Turning away from the cooked bacon strips dripping grease on their paper towel bedding, he walked to the bathroom. He hoped that she would come into the kitchen while he was away. He hoped that she would swig her juice in one gulp and quickly eat her share of the bacon and toast; and once finished, that she would quickly go out with the garbage of the early morning that would soon be picked up by the sanitation workers whom people crudely referred to as garbage men. He hoped that this could be done while he was in the bathroom and while his new bacon began to sizzle in the skillet. She knew this as much as one knew anything. She believed that it came to her intuitively without the use of her faulty senses that were capable of adulterating reality; or, if sensed, that it entered her consciousness ineffably similar to the passing dog that recognizes the pheromone spray of a much earlier dog. She did not mind. Non-romantic conclusions were non-confining. They were spring breeze declaring the end of winter. This was a beginning and an ending of a relationship within the space of 6 or 7 hours and she did not mind that at all. All relationships were the beginning of an end and the quicker expedited the better off she thought she would be.

She was in the bedroom dressing herself in a very faint light of early morning and she could not see him return from the bathroom to cook the last of his bacon where the strips shrank phallically in the heat. But from the smell she, of course, knew that was happening and she could imagine that he was analyzing their experience together in front of his skillet, and sinking into a void.

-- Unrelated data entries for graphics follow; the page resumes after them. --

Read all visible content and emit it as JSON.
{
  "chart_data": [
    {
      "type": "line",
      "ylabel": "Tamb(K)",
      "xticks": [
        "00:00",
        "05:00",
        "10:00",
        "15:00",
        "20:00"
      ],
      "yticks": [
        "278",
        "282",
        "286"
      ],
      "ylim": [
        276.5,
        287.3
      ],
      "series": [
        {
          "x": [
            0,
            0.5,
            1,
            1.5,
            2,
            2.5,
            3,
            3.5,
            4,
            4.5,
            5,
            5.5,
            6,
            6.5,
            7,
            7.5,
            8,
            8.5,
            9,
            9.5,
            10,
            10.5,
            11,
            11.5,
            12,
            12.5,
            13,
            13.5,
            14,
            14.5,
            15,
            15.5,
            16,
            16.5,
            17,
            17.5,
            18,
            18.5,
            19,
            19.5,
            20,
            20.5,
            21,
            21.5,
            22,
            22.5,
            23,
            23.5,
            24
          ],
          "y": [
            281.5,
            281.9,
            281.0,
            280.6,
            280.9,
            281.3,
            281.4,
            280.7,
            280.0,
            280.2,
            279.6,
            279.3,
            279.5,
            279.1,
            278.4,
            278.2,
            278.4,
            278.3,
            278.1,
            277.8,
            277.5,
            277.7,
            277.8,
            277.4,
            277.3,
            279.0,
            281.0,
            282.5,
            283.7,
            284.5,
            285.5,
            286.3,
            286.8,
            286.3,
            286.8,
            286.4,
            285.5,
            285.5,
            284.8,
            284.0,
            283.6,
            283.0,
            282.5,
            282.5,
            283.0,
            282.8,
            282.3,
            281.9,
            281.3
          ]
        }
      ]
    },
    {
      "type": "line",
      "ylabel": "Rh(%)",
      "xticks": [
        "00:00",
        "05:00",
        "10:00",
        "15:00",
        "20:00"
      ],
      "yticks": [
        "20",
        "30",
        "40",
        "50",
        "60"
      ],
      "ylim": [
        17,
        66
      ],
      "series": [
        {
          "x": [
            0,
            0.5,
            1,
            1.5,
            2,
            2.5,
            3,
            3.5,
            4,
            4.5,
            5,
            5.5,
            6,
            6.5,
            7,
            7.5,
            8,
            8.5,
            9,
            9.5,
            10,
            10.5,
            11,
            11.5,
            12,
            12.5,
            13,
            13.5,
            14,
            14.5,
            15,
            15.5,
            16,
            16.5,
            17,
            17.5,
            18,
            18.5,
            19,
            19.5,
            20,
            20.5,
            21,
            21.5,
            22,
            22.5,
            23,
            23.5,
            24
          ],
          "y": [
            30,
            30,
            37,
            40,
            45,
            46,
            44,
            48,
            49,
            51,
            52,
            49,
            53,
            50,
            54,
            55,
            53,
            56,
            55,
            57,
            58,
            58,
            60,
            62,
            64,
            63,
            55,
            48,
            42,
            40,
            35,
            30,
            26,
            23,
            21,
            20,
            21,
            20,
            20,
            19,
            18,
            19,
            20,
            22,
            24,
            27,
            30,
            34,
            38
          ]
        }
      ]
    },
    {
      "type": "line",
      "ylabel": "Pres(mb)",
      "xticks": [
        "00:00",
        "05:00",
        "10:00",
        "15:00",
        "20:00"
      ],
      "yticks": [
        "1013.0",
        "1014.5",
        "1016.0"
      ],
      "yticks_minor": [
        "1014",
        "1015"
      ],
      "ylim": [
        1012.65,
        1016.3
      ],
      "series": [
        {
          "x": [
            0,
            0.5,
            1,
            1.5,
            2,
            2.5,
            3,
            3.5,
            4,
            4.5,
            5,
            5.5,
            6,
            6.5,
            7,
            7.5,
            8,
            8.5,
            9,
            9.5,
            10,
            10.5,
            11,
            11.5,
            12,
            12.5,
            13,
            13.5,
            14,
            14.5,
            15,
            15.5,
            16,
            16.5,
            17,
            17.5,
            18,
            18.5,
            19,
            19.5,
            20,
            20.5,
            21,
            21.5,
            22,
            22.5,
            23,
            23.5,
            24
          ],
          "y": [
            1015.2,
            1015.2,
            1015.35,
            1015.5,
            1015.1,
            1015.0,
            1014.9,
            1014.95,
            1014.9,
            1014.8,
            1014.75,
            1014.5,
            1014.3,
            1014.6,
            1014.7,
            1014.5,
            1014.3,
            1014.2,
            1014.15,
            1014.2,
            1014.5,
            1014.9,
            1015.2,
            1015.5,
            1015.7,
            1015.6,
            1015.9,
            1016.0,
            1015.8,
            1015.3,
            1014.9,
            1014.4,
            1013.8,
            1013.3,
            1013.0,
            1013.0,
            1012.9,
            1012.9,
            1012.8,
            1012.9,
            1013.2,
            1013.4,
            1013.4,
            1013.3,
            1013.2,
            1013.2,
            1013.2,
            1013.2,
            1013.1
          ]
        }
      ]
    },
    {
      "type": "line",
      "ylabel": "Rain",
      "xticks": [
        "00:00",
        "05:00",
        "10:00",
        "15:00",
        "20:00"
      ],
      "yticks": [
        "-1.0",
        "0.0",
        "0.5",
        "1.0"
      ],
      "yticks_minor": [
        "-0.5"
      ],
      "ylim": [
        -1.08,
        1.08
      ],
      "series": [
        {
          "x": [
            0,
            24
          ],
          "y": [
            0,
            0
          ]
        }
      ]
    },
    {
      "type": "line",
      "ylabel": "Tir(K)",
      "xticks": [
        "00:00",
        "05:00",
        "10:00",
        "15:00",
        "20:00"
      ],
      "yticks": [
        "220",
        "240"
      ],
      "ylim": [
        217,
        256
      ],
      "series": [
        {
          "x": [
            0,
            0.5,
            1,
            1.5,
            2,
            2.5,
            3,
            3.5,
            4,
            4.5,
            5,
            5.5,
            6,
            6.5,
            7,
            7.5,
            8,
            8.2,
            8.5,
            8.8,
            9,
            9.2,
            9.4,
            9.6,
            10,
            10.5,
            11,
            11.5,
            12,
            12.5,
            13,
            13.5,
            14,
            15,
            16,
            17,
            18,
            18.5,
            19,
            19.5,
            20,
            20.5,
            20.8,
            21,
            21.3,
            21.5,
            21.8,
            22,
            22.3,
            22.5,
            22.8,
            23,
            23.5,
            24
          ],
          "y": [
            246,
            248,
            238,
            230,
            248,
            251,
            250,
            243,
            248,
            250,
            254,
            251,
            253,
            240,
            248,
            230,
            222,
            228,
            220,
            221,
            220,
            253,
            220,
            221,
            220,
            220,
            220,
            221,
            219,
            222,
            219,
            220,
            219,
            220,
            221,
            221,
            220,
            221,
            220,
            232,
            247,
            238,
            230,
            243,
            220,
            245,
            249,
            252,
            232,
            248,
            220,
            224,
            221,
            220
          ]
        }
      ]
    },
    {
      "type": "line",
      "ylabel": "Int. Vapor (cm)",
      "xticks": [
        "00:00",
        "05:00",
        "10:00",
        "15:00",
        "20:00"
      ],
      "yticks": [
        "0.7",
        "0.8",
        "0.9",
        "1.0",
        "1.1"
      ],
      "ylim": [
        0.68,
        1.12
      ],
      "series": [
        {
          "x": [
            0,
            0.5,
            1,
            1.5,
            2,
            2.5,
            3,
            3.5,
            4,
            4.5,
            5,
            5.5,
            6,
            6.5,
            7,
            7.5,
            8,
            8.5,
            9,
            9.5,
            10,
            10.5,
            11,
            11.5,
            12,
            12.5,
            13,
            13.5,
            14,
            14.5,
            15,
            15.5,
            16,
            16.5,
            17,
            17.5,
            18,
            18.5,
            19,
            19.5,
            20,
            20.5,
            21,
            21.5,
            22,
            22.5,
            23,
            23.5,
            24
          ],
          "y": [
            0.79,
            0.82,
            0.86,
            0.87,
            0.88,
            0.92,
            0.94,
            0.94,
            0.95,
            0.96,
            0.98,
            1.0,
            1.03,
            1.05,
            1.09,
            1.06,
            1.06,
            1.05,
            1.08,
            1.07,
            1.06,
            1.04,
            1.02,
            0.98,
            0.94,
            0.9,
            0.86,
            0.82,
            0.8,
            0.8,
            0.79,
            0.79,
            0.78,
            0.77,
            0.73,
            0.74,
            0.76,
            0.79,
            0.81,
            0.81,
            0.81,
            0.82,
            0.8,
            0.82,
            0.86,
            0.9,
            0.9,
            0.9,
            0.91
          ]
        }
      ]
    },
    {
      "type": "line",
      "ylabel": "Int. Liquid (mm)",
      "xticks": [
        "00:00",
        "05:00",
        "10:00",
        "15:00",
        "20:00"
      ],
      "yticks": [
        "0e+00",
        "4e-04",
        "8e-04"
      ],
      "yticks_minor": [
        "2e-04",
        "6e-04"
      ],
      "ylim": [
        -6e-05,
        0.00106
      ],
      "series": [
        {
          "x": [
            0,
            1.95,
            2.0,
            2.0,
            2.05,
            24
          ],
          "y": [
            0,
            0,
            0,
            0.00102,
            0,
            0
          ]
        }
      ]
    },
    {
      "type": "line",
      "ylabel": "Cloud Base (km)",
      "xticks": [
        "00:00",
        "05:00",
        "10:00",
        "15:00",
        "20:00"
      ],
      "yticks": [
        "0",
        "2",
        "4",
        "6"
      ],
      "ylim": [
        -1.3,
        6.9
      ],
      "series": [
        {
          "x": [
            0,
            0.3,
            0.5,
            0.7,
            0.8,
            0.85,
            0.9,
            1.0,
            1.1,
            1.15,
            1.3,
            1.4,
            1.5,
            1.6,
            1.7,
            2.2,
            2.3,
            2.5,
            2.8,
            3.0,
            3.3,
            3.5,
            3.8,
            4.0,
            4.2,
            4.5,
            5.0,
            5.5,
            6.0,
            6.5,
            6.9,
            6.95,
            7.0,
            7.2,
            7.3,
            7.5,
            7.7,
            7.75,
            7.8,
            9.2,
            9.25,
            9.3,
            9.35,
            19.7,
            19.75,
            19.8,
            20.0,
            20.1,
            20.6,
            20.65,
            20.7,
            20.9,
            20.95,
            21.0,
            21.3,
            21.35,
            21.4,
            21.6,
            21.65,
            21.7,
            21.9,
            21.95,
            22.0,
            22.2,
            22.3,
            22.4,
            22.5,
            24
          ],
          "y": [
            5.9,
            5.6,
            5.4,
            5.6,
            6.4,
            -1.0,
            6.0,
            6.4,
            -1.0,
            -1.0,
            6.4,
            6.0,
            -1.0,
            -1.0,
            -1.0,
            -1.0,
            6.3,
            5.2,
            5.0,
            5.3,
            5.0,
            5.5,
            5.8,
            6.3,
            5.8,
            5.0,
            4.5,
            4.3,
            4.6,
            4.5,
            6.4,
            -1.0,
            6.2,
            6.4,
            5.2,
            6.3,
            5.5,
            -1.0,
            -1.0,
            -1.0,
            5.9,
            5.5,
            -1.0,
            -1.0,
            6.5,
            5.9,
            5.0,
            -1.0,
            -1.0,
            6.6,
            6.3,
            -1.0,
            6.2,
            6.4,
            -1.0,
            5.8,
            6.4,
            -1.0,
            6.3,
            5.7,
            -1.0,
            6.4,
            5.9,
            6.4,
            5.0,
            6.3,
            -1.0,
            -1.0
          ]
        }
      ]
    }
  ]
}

She could guess this because he, like all humans, was incapable of reliving the frenzy through a precise memory of it; and he was now trying to find some sensibility in his voracious, self-consuming frenzy. She wanted to laugh out loud the way she had laughed out when they were in bed together and she seeing his body, less real in the darkness, become wholly stiff before her. Yes, she thought then scoffingly, he was a holy stiff. Now, kitchen-bound, he was no doubt using logic to create a sententious wallowing where the act was more hallowed in the past. She presumed that he was thinking back on his experiences with his wife and comparing this one without "love" to the separated wife's loving caresses. She thought about the way he looked ten minutes earlier scrambling around for his clothes that were by his bed in almost arthritic movements. Even as she slipped on her skirt, she still felt the same repulsion and indifference toward him because of this action. Certainly no friendship could ensue from this intimacy with the young assistant professor. It was always a bit disappointing for her, really, that physical intimacies were so gluttonously selfish and fully incompatible for caring relationships. She knew that reality every time she engaged in such activities and yet she somewhat inaccurately told herself that with each new sexual experience she acted like an innocent girl in her first sexual foray. Following a mirage, she told herself, was just an inane pitfall to being human, and only a fool was disappointed in human vulnerabilities-as slight as she told herself hers were.